Chapter 1: The Thing Behind the Fridge

There was a smell coming from the fridge. Or more precisely from behind the fridge. To be exact, it seemed to be coming from a spot just behind the fridge and about one foot off of the ground, directly above the lost meat patty which had been hiding behind the fridge for a week.

The meat patty was a remnant of the neighborhood block party that Henry had held the week before. He had agreed to host it when Kathy Lubar had suggested it because he thought perhaps, just perhaps, this would be his chance to finally meet his incredibly sexy next door neighbor, Alana Maguire.

Alana had been driving him crazy for weeks by watering her backyard garden wearing nothing but a thin slip. It was the kind of slip you might find on a good mannequin at a trashy lingerie store, like the one on Burton street owned and operated by Mr. Hempstry, who was a dirty old man who many in town thought was actually a Nazi war criminal in hiding.

This rumor had started when young Jimmy Epstein had snuck into Mr. Hempstry's store late at night and found a number of strange newspaper clippings from over fifty years ago, many of which depicted Hitler and other German leaders. Jimmy didn't know what the newspaper clippings said, because he couldn't read. Sadly, he hadn't been able to read since the boating accident two years ago.

The accident, which some people still felt hadn't, in fact, been accidental, had been the source of much talk in our sleepy little town of Filtertop, Kansas. Jimmy, Hank Urban, Gus Hornsby and Susie Bishop had all been fishing in the middle of Lake Haun-Tau-Toa, which meant "Land of Midget Trees" in the ancient tongue.

Nobody really spoke the ancient tongue anymore, not since Old Man Hollow Feathers had passed away mysteriously in the woods.
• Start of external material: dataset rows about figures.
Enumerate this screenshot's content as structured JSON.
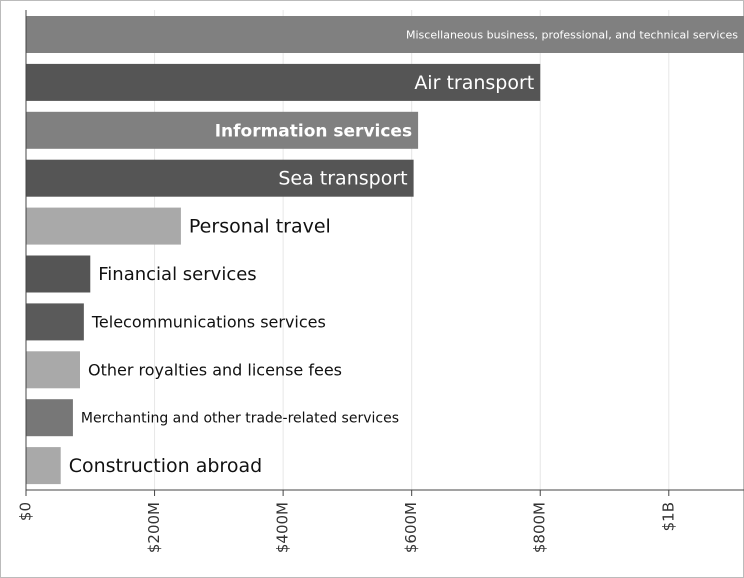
{
  "chart_data": {
    "type": "hbar",
    "categories": [
      "Miscellaneous business, professional, and technical services",
      "Air transport",
      "Information services",
      "Sea transport",
      "Personal travel",
      "Financial services",
      "Telecommunications services",
      "Other royalties and license fees",
      "Merchanting and other trade-related services",
      "Construction abroad"
    ],
    "values": [
      1200,
      800,
      610,
      603,
      241,
      100,
      90,
      84,
      73,
      54
    ],
    "colors": [
      "#808080",
      "#555555",
      "#808080",
      "#555555",
      "#a9a9a9",
      "#555555",
      "#5a5a5a",
      "#a9a9a9",
      "#777777",
      "#a9a9a9"
    ],
    "xlim": [
      0,
      1117
    ],
    "xticks": [
      {
        "value": 0,
        "label": "$0"
      },
      {
        "value": 200,
        "label": "$200M"
      },
      {
        "value": 400,
        "label": "$400M"
      },
      {
        "value": 600,
        "label": "$600M"
      },
      {
        "value": 800,
        "label": "$800M"
      },
      {
        "value": 1000,
        "label": "$1B"
      }
    ],
    "grid": true
  }
}
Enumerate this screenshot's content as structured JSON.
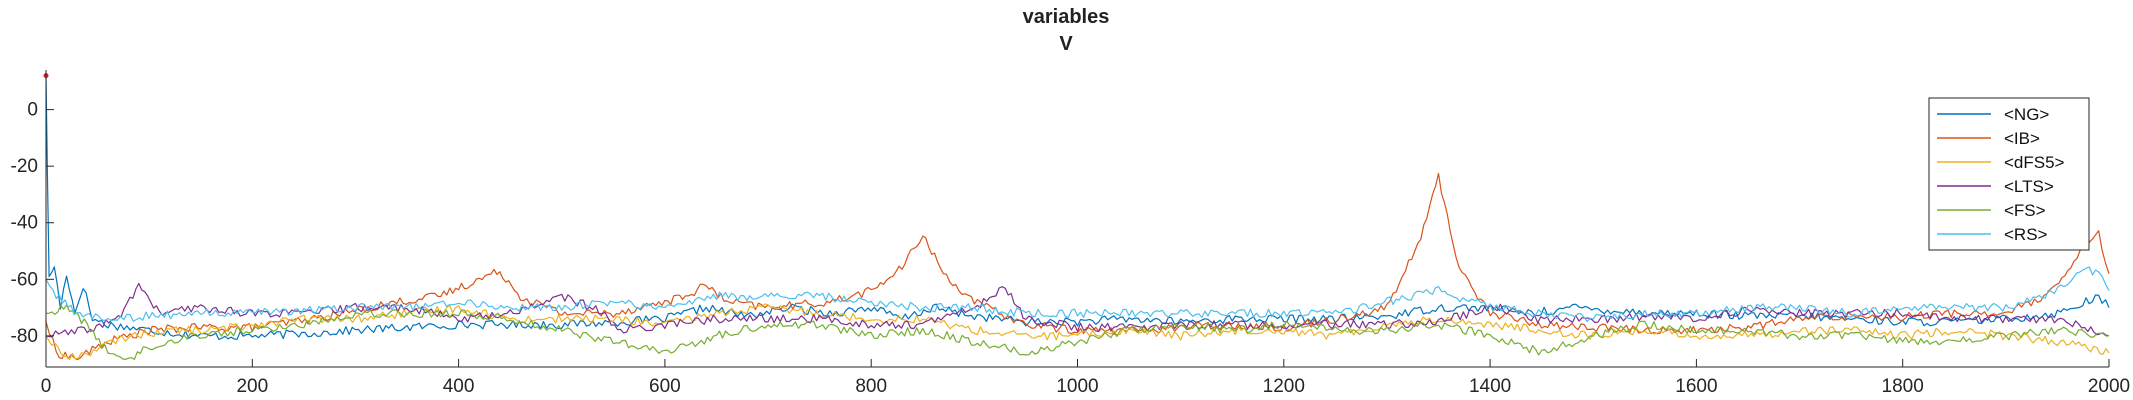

Mrs. Selma swears that on the night he died, she saw lights in the woods, but no one ever believed her on account of all the drinking she's been known to do. Her problem had gotten so great that her family had sent her away to a local shelter, only to have the shelter send her home after a single day.

It seemed the shelter was turning people away left and right. Mr. Nolton, who ran the shelter, blamed budget cuts. Mayor Horngrass defended the budget cuts, claiming that the county as a whole was going through a tough time. However, most of his arguments lost their impact when plans for his new private tennis court became public.

Henry had hoped to apply for a job at the new Tennis Courts, but that prospect, and indeed the prospect of another year in Filtertop, now seemed as odious as the smell coming from behind the fridge.